Eles argumentaram que o ex-presidente minou a confiança nas vacinas e promoveu o uso de medicamentos sem eficácia comprovada. Além disso, alegaram que a falta de planejamento na campanha de vacinação contra a Covid resultou na perda de milhões de doses de vacina, causando um prejuízo estimado em R$ 2 bilhões aos cofres públicos.
No sábado (23), Queiroga declarou que os autores eram “militantes do PT” e que ainda não havia tido a oportunidade de ler a réplica. Quando questionado sobre os pontos mencionados no texto, o ex-ministro argumentou que o governo Bolsonaro havia recebido o Ministério da Saúde em um estado “destruído” pelas gestões anteriores do PT.
Quando perguntado sobre as ações da gestão Bolsonaro na área da saúde, Queiroga mencionou o aumento no número de leitos de UTI, passando de 23 mil para 30 mil. No entanto, é importante observar que esses leitos de UTI Covid foram estabelecidos durante o auge da pandemia e, posteriormente, uma portaria publicada em 31 de dezembro de 2021 resultou na desativação da maioria desses leitos, deixando apenas cinco leitos adultos e cinco pediátricos por hospital para pacientes.
Quanto às mortes durante a pandemia, o ex-ministro indicou que poderia ter havido um excesso, mas argumentou que o Ministério da Saúde não era o único responsável, pois atribuiu parte da responsabilidade aos estados e municípios.
Sobre esse ponto, Marcelo Queiroga alegou que o governo federal foi “proibido de agir por uma prerrogativa do STF [Supremo Tribunal Federal]”, referindo-se à decisão de abril de 2020 do Supremo, que determinou que estados e municípios tinham autonomia para estabelecer medidas de combate à pandemia.

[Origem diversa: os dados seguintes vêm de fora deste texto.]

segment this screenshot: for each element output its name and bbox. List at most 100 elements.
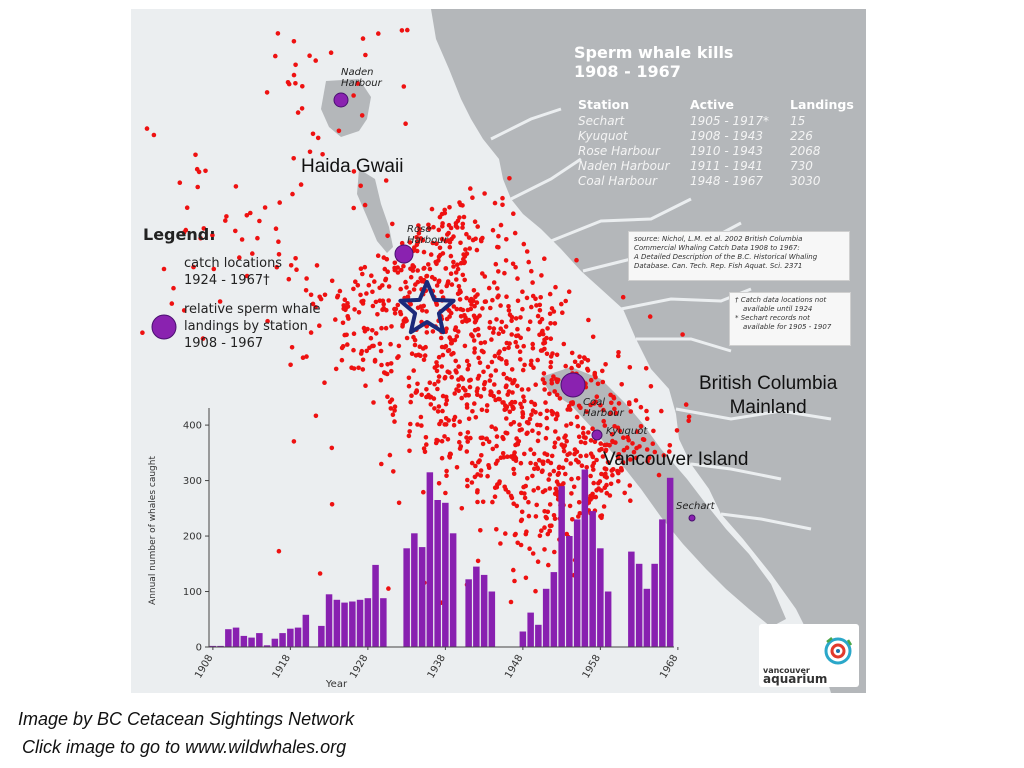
catch-dot xyxy=(526,387,531,392)
catch-dot xyxy=(502,346,507,352)
catch-dot xyxy=(489,424,495,430)
catch-dot xyxy=(473,236,478,242)
catch-dot xyxy=(638,404,644,410)
catch-dot xyxy=(469,460,475,466)
catch-dot xyxy=(509,314,515,320)
catch-dot xyxy=(482,340,488,345)
catch-dot xyxy=(495,458,500,464)
catch-dot xyxy=(387,399,393,405)
catch-dot xyxy=(381,370,387,375)
catch-dot xyxy=(590,495,596,500)
catch-dot xyxy=(454,306,460,312)
catch-dot xyxy=(628,409,634,414)
station-coal-harbour xyxy=(560,372,586,398)
catch-dot xyxy=(361,298,366,304)
catch-dot xyxy=(526,513,532,519)
catch-dot xyxy=(403,121,408,126)
row-landings: 15 xyxy=(790,114,806,128)
catch-dot xyxy=(341,306,346,312)
label-bc-line1: British Columbia xyxy=(699,373,838,394)
catch-dot xyxy=(613,410,619,416)
whale-kills-map[interactable]: 0 100 200 300 400 1908 1918 1928 1938 1948 1958 196… xyxy=(131,9,866,693)
catch-dot xyxy=(351,93,356,98)
catch-dot xyxy=(604,490,610,496)
catch-dot xyxy=(542,547,547,552)
catch-dot xyxy=(432,381,437,387)
catch-dot xyxy=(509,495,515,501)
catch-dot xyxy=(511,567,516,573)
catch-dot xyxy=(551,468,557,474)
catch-dot xyxy=(494,443,499,449)
catch-dot xyxy=(351,331,357,337)
bar-1933 xyxy=(403,548,410,647)
catch-dot xyxy=(464,358,470,364)
y-tick-label: 300 xyxy=(183,476,202,487)
catch-dot xyxy=(569,350,575,356)
catch-dot xyxy=(484,408,490,414)
legend-catch-line1: catch locations xyxy=(184,256,283,271)
catch-dot xyxy=(465,430,471,435)
catch-dot xyxy=(358,183,363,189)
catch-dot xyxy=(414,235,419,240)
catch-dot xyxy=(377,341,383,347)
catch-dot xyxy=(371,343,376,349)
catch-dot xyxy=(522,495,528,501)
catch-dot xyxy=(545,458,551,464)
bar-1966 xyxy=(659,519,666,647)
catch-dot xyxy=(454,277,459,282)
catch-dot xyxy=(440,408,445,414)
catch-dot xyxy=(597,479,603,484)
catch-dot xyxy=(597,447,602,453)
catch-dot xyxy=(598,441,603,446)
catch-dot xyxy=(535,438,541,444)
catch-dot xyxy=(542,380,547,386)
catch-dot xyxy=(447,205,452,210)
catch-dot xyxy=(382,266,388,272)
catch-dot xyxy=(392,267,398,273)
catch-dot xyxy=(475,499,480,505)
legend-landings-text: relative sperm whale landings by station… xyxy=(184,301,321,352)
catch-dot xyxy=(572,451,577,457)
catch-dot xyxy=(389,368,394,374)
catch-dot xyxy=(542,337,547,343)
catch-dot xyxy=(605,460,611,465)
bar-1954 xyxy=(566,536,573,647)
catch-dot xyxy=(339,345,345,351)
catch-dot xyxy=(533,461,538,467)
catch-dot xyxy=(502,484,508,490)
catch-dot xyxy=(616,479,621,484)
catch-dot xyxy=(537,308,543,313)
catch-dot xyxy=(528,447,533,452)
catch-dot xyxy=(432,406,437,411)
catch-dot xyxy=(472,346,478,351)
catch-dot xyxy=(544,515,549,521)
catch-dot xyxy=(457,297,463,302)
catch-dot xyxy=(535,313,541,319)
catch-dot xyxy=(475,386,480,391)
catch-dot xyxy=(568,421,574,427)
catch-dot xyxy=(501,371,507,377)
catch-dot xyxy=(289,345,295,350)
catch-dot xyxy=(339,357,345,363)
catch-dot xyxy=(352,307,357,312)
catch-dot xyxy=(401,84,407,89)
caption-line2[interactable]: Click image to go to www.wildwhales.org xyxy=(22,737,347,757)
catch-dot xyxy=(295,110,301,115)
catch-dot xyxy=(362,202,368,208)
catch-dot xyxy=(616,401,622,406)
bar-1962 xyxy=(628,551,635,647)
catch-dot xyxy=(478,468,484,473)
catch-dot xyxy=(144,126,150,131)
catch-dot xyxy=(644,416,650,422)
catch-dot xyxy=(530,473,535,479)
source-note-line: Commercial Whaling Catch Data 1908 to 19… xyxy=(634,244,800,252)
catch-dot xyxy=(622,490,627,496)
row-active: 1905 - 1917* xyxy=(690,114,770,128)
legend-landings-line3: 1908 - 1967 xyxy=(184,336,264,351)
catch-dot xyxy=(375,312,380,317)
catch-dot xyxy=(601,418,606,424)
catch-dot xyxy=(498,541,503,546)
row-active: 1910 - 1943 xyxy=(690,144,764,158)
catch-dot xyxy=(456,388,462,394)
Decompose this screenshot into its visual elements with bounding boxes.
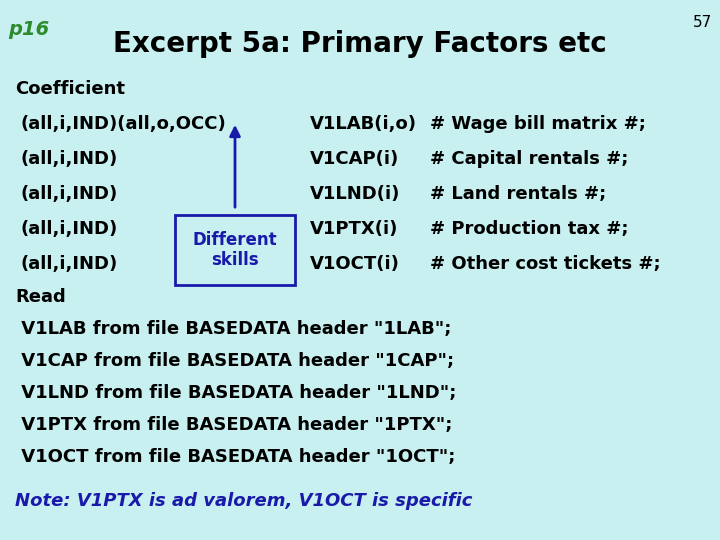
Text: Note: V1PTX is ad valorem, V1OCT is specific: Note: V1PTX is ad valorem, V1OCT is spec… xyxy=(15,492,472,510)
Text: (all,i,IND): (all,i,IND) xyxy=(20,255,117,273)
Text: (all,i,IND): (all,i,IND) xyxy=(20,220,117,238)
Text: (all,i,IND): (all,i,IND) xyxy=(20,150,117,168)
Text: V1LND(i): V1LND(i) xyxy=(310,185,400,203)
Text: V1LAB from file BASEDATA header "1LAB";: V1LAB from file BASEDATA header "1LAB"; xyxy=(15,320,451,338)
Text: 57: 57 xyxy=(693,15,712,30)
Text: Coefficient: Coefficient xyxy=(15,80,125,98)
Text: Read: Read xyxy=(15,288,66,306)
Text: # Other cost tickets #;: # Other cost tickets #; xyxy=(430,255,661,273)
Text: # Capital rentals #;: # Capital rentals #; xyxy=(430,150,629,168)
Text: # Production tax #;: # Production tax #; xyxy=(430,220,629,238)
Text: V1CAP(i): V1CAP(i) xyxy=(310,150,400,168)
Text: Different
skills: Different skills xyxy=(193,231,277,269)
Text: V1PTX(i): V1PTX(i) xyxy=(310,220,398,238)
Text: V1LND from file BASEDATA header "1LND";: V1LND from file BASEDATA header "1LND"; xyxy=(15,384,456,402)
Text: V1CAP from file BASEDATA header "1CAP";: V1CAP from file BASEDATA header "1CAP"; xyxy=(15,352,454,370)
Bar xyxy=(175,215,295,285)
Text: Excerpt 5a: Primary Factors etc: Excerpt 5a: Primary Factors etc xyxy=(113,30,607,58)
Text: # Land rentals #;: # Land rentals #; xyxy=(430,185,606,203)
Text: # Wage bill matrix #;: # Wage bill matrix #; xyxy=(430,115,646,133)
Text: V1LAB(i,o): V1LAB(i,o) xyxy=(310,115,417,133)
Text: p16: p16 xyxy=(8,20,49,39)
Text: V1OCT from file BASEDATA header "1OCT";: V1OCT from file BASEDATA header "1OCT"; xyxy=(15,448,455,466)
Text: V1PTX from file BASEDATA header "1PTX";: V1PTX from file BASEDATA header "1PTX"; xyxy=(15,416,452,434)
Text: (all,i,IND)(all,o,OCC): (all,i,IND)(all,o,OCC) xyxy=(20,115,226,133)
Text: (all,i,IND): (all,i,IND) xyxy=(20,185,117,203)
Text: V1OCT(i): V1OCT(i) xyxy=(310,255,400,273)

No entanto, é relevante destacar que essa decisão não restringiu a atuação do Ministério da Saúde.
O ex-ministro também negou atrasos na campanha de vacinação e argumentou que a alta mortalidade durante a pandemia se deu devido à natureza da própria pandemia. Ele teria afirmado que se considerarmos as taxas per capita, o Brasil se saiu muito bem.
Até a última terça-feira (19), o Brasil registrou 705.645 óbitos por Covid-19. Desses, 412.880 ocorreram entre 1º de janeiro e 31 de dezembro de 2021, período em que as vacinas já estavam disponíveis. De acordo com o Our World in Data, um painel que reúne estatísticas globais, o Brasil é o segundo país com o maior número absoluto de mortes por Covid-19 e concentrou 10% das mortes globais pela doença, apesar de ter apenas 2,9% da população mundial.
“Faz parte da retórica da extrema direita dizer isso. E dizer que temos um viés político, evidentemente, todo mundo tem, mas em primeiro lugar, no nosso artigo original, colocamos os dados, os fatos, diferente do que eles fazem”, disse Adriano Massuda, da FGV.
“Não existe isso de não ser responsabilidade. Está na Constituição que o SUS é tripartite, os entes têm autonomia mas é compartilhado”, afirmou.
De acordo com Márcia Castro, responsável por liderar pesquisas sobre o aumento alarmante da mortalidade e a queda da expectativa de vida no Brasil durante a pandemia de Covid, a carta divulgada pelo ex-ministro é simplesmente um monumento à incompetência da gestão anterior. Segundo ela, “Nós usamos informações e dados, qualquer pessoa com acesso a um computador pode verificar que o que eles dizem é falso”.